Unterkunft: Agroturystyka Agnes


Samstag, 13. Juni / Szarocin – Miłków

30,7 km / 786 m Anstieg, 897 m Abstieg


Ich habe gut geschlafen und freue mich, eine Küche zu haben, um mir ein kleines Frühstück zuzubereiten. Wobei zubereiten jetzt etwas hoch gegriffen ist, da ich nur den Wasserkocher für meinen Instant-Kaffee einschalte und ein paar Kekse dazu esse. 


Die heutige Etappe ist eine der leichteren. Am Anfang sind noch einige kleinere Berge zu überwinden, bevor es dann immer flacher wird. 


Ich erreiche Bukowiec, und mir fällt ein prächtiges Gebäude neben der Kirche auf. Es ist ein Kretscham, ein altes Dorfgasthaus, das in früheren Zeiten auch andere Funktionen hatte und unter anderem auch als Dorfgericht diente. 


Bald danach geht es durch einen der größten Schlossparks Niederschlesiens, bevor ich wieder in einen Wald gelange.

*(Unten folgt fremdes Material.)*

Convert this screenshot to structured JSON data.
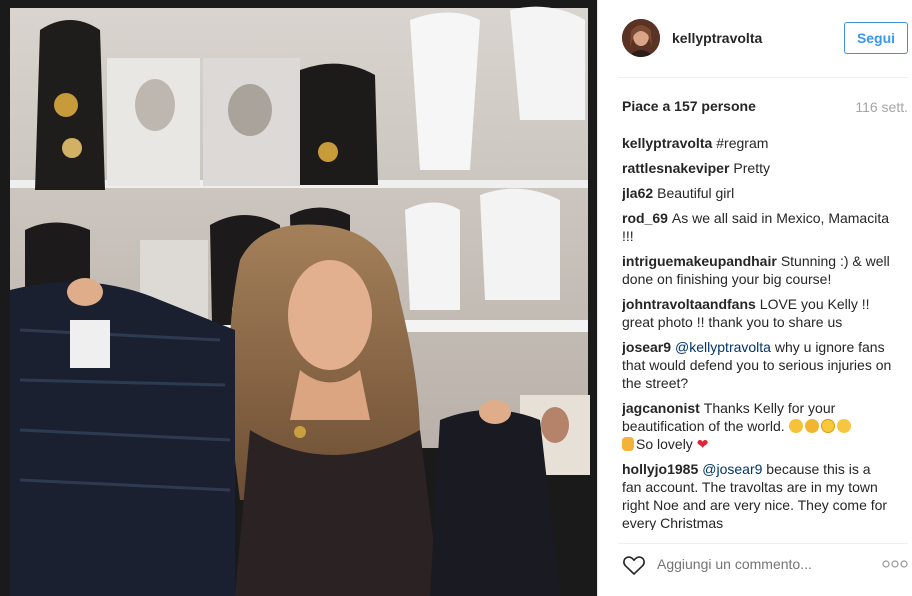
{
  "post": {
    "username": "kellyptravolta",
    "follow_label": "Segui",
    "likes_text": "Piace a 157 persone",
    "age": "116 sett."
  },
  "comments": [
    {
      "user": "kellyptravolta",
      "text": "#regram",
      "mention": ""
    },
    {
      "user": "rattlesnakeviper",
      "text": "Pretty",
      "mention": ""
    },
    {
      "user": "jla62",
      "text": "Beautiful girl",
      "mention": ""
    },
    {
      "user": "rod_69",
      "text": "As we all said in Mexico, Mamacita !!!",
      "mention": ""
    },
    {
      "user": "intriguemakeupandhair",
      "text": "Stunning :) & well done on finishing your big course!",
      "mention": ""
    },
    {
      "user": "johntravoltaandfans",
      "text": "LOVE you Kelly !! great photo !! thank you to share us",
      "mention": ""
    },
    {
      "user": "josear9",
      "text": "why u ignore fans that would defend you to serious injuries on the street?",
      "mention": "@kellyptravolta"
    },
    {
      "user": "jagcanonist",
      "text": "Thanks Kelly for your beautification of the world.",
      "text2": "So lovely",
      "mention": ""
    },
    {
      "user": "hollyjo1985",
      "text": "because this is a fan account. The travoltas are in my town right Noe and are very nice. They come for every Christmas",
      "mention": "@josear9"
    }
  ],
  "add_comment_placeholder": "Aggiungi un commento...",
  "icons": {
    "like": "heart-outline-icon",
    "more": "more-dots-icon"
  },
  "colors": {
    "follow": "#3897f0",
    "mention": "#003569",
    "muted": "#a5a5a5"
  }
}
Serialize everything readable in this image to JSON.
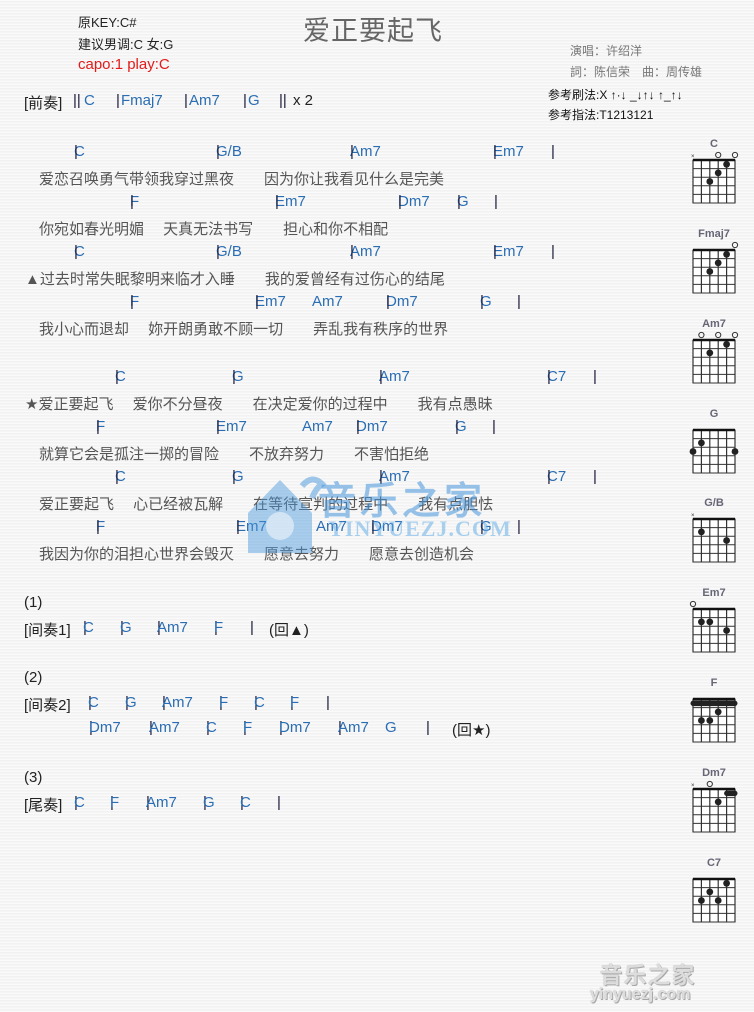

Ich wundere mich schon, wieso hier einige Straßen “Tiroler-Straße” oder ähnlich heißen, und über ein paar Bauernhöfe an denen ich vorbei komme, die mich an Tiroler Bauernhöfe erinnern, bis ich recherchiere, dass 1838 protestantische Zillertaler aus Tirol hier Zuflucht fanden, und sich am Fuße des Riesengebirges ansiedelten. Ihre Nachfahren wurden 1946 vertrieben, aber ihre Spuren sind noch sichtbar.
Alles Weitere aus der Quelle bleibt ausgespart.